Shawn Tabak: Yes. I mean it’s all – I would label it is all organic. I mean I think with what we are doing with our insurance book, where we are seating less quota share, in particular, quota share is the element of reinsurance that we’ve cut back on. And we are able to do that, because we have significantly increased the profitability of the book. So, I mentioned the risk, which is the probable maximum loss of the insurance for it. We will have gotten better by 50% and collectively almost between 2022 and 2024. And that, along with the profitability actions go hand in hand and that’s what puts us in a position where we could have less quota share reinsurance in the book. And that will continue to some extent in 2024 as well as the price increases that we mentioned, the premium per policy increases.
So, that’s how I would think about it. I think it’s all the levers kind of come together when we are thinking about the insurance business and the profitability and what that means in terms of reinsurance as well.

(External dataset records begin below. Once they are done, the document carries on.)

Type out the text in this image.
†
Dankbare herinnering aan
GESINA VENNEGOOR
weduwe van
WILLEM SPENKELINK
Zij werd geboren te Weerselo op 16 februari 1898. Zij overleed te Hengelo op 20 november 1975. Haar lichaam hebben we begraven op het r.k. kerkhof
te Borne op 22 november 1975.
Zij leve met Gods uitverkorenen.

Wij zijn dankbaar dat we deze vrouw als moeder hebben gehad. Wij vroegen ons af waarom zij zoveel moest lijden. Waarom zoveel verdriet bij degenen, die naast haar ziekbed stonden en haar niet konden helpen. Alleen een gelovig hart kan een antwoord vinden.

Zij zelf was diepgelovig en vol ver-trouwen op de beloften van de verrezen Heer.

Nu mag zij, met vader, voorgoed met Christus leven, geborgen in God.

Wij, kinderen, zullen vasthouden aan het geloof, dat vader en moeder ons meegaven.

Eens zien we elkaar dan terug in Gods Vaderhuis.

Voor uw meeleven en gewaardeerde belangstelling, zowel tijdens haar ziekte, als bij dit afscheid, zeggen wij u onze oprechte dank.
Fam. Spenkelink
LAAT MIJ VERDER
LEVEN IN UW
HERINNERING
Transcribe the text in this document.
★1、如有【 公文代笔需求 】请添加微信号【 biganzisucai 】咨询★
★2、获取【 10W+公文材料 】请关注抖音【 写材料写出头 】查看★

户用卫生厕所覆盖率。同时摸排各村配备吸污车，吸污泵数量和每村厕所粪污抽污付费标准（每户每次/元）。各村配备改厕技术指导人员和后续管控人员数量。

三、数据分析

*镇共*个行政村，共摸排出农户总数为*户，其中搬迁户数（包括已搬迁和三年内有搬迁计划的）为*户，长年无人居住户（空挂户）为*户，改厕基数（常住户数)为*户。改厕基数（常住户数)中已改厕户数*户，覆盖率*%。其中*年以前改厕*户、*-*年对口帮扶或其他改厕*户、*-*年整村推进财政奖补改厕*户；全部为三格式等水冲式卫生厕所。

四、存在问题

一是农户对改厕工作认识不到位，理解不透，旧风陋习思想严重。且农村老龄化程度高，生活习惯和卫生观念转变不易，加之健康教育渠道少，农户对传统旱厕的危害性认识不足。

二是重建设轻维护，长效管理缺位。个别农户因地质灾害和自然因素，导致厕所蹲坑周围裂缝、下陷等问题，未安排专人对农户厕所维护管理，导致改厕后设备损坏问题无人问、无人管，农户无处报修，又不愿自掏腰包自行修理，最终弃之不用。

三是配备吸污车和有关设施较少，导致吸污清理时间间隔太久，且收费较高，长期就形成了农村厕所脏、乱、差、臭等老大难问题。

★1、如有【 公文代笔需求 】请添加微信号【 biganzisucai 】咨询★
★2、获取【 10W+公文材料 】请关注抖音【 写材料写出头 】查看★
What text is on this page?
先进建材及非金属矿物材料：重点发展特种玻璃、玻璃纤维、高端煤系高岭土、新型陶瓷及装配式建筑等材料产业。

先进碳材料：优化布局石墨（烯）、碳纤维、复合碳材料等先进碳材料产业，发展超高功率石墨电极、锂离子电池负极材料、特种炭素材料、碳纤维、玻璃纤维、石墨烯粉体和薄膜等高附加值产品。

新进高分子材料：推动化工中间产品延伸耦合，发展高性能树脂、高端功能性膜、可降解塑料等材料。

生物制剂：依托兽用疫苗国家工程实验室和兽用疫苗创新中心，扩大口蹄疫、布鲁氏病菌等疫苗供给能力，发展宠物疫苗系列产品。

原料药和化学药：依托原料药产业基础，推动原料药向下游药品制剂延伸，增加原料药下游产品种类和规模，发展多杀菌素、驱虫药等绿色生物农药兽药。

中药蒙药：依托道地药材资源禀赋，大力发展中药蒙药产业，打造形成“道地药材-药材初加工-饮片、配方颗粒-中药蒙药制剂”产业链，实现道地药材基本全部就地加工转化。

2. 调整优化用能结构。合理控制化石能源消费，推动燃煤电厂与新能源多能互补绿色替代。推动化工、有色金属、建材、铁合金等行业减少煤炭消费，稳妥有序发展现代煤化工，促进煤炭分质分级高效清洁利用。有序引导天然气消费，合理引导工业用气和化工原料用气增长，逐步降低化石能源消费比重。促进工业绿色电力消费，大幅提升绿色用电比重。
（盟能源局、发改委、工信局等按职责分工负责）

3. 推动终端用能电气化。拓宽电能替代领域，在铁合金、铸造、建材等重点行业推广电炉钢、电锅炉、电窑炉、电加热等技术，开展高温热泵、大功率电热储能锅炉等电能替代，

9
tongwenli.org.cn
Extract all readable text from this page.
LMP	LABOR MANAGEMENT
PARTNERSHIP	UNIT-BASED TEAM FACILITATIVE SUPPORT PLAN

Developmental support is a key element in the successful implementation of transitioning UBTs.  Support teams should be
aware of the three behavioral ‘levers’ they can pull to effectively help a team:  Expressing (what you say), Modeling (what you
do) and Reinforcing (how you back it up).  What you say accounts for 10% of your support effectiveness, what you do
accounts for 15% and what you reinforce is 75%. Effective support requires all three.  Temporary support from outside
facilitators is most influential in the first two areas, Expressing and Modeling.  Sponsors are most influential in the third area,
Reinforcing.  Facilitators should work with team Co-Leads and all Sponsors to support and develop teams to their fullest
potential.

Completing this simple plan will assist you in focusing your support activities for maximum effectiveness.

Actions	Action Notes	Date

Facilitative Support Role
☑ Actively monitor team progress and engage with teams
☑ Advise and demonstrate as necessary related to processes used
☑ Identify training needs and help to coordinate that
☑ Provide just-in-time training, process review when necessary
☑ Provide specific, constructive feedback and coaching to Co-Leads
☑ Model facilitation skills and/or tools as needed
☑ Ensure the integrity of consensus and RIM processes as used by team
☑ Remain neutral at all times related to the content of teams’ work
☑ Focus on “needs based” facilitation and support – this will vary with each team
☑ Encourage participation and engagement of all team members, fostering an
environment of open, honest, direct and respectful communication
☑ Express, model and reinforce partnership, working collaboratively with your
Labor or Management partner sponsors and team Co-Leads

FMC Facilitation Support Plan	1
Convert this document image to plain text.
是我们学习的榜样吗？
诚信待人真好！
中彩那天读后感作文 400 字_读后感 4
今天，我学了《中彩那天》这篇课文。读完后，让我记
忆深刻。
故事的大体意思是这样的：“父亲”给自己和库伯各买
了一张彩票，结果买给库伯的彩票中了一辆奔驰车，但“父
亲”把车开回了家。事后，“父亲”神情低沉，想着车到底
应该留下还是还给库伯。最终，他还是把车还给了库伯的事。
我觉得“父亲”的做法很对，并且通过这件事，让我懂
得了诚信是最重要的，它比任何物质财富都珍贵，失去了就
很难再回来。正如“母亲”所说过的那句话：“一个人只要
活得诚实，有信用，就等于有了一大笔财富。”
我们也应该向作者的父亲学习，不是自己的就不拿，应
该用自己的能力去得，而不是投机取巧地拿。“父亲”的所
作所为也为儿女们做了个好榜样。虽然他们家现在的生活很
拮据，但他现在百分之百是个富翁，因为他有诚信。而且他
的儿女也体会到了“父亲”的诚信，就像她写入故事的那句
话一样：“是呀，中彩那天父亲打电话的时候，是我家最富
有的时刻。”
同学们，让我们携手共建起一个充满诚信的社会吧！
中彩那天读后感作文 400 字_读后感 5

Ryan Tomasello: Got it. Thanks for taking the questions.
Matt Ehrlichman: Thank you.
Operator: Your next question comes from the line of Jason Kreyer from Craig-Hallum. Your line is open.
Jason Kreyer: Great. Thank you, guys. I just wanted to ask on property data. I know you have been using that for the last 2 years now. Just wondering if you can give an overview of where you have seen that data provide more of a pricing edge or any numbers around how frequently that data is being used in quoting? And then if you can give any indications of where you plan to use that more going forward? Thank you.
Jim Weld: Sure. I can take that. We are excited about the advantages of the data can provide and we are already seeing measurable results in our own underwriting and it’s going to be a key ongoing opportunity for us. There is a variety actually of ways that we can use the data. We have actually done a number of filings in multiple states using the data. And it’s things that you would expect if you were to start to imagine what would you want to know, right? So it’s things tied to the age and condition of the roof, it’s tied to the type of plumbing. It’s tied to where is the water heater located so that in the event something happened, what type of damage is going to take place. We think we are early in our ability to take advantage of this data. There is still a lot of data points that we think we can get about the interior of the home and we are excited about them.
Operator: And we have run out of time for our question-and-answer period. I will now pass the call over to Matt for closing remarks.
Matt Ehrlichman: Well, first, thanks everybody for the questions and the time. Thanks everybody for being here. Most I just want to thank the Porch team for their efforts and for the truly significant progress that’s been delivered, also to our long-term investors who do see the vision and where we are and all that’s ahead for us. We look forward to speaking to you all – with you all again in our Q1 earnings in May until then.